Mr Galpin is keen to stress that Hong Kong is the world's freest economy with no restrictions on the movement of capital or people. “At the core of this free-market mechanism is a level playing field for business – there are no foreign ownership restrictions,” he says. “We believe that such a business-friendly environment allows companies large and small to succeed, which is in the long-term interests of the city-state's continued competitiveness and overall economic development.”

He attributes the city-state's current appeal among SMEs to a combination of both push and pull factors. “On the push side, uncertainty in Western economies is encouraging many entrepreneurs who would otherwise have expanded into a neighbouring country to move to Asia to take advantage of opportunities resulting from strong local and regional economies,” he says. “On the pull side, Hong Kong’s central location in Asia and its proximity to mainland China gives entrepreneurs access not only to markets but also to talent and capital.”

Good connections

Hong Kong’s relationship with mainland China also provides a huge draw for investors. Schemes such as the Closer Economic Partnership Arrangement (CEPA), which provides Hong Kong-incorporated companies with preferential access into the mainland Chinese market and various tax waivers, can be highly lucrative to businesses looking to tap into China's large domestic market. 

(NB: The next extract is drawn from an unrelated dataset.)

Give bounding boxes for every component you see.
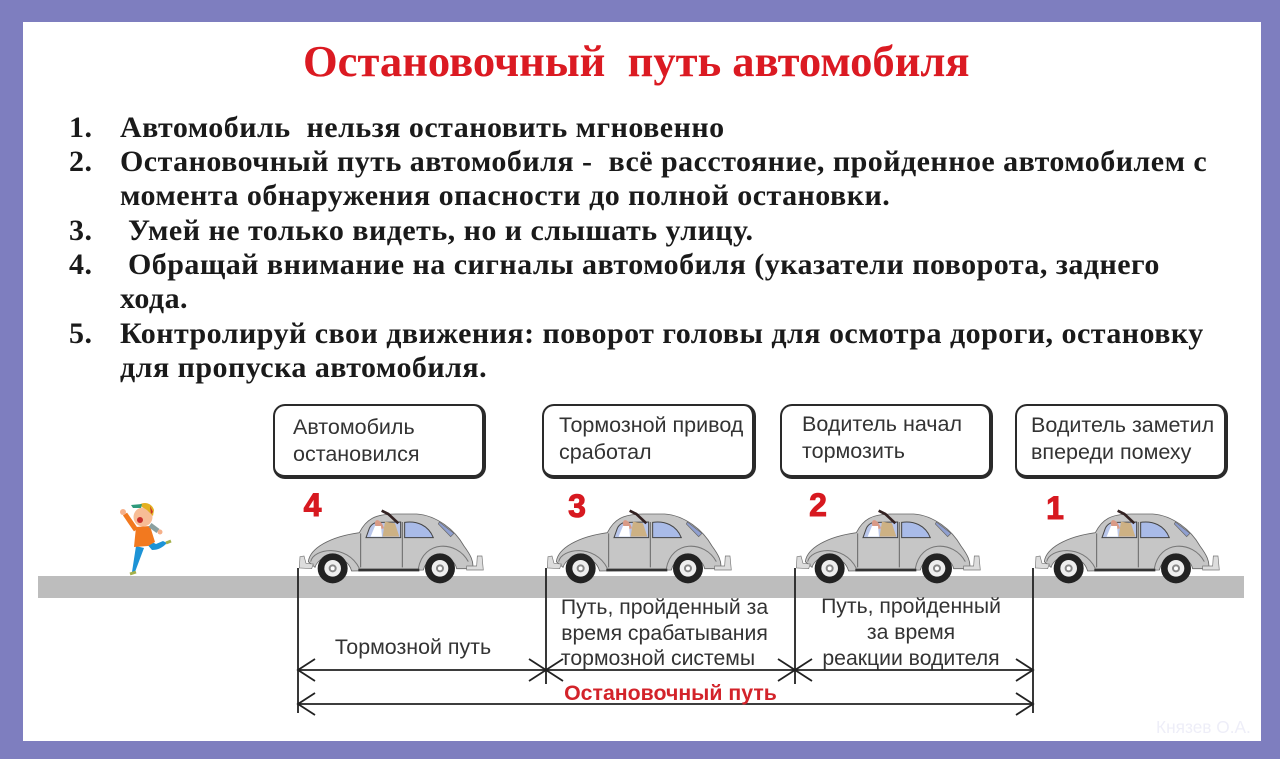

The past few years have also witnessed an increasing number of companies from mainland China using Hong Kong to reach out to the world. “These mainland firms need professional help to ‘go global’, hence there are ample business-to-business opportunities for overseas entrepreneurs that offer professional support services such as law, accounting, technology, design and branding,” says Mr Galpin.  

“On the retail front, a significant number of visitors to Hong Kong [48 million in 2012, of which 70% were from mainland China] also makes Hong Kong an ideal testing ground for global brands and smaller retailers to test customers’ acceptance of their brands before entering the Chinese market.”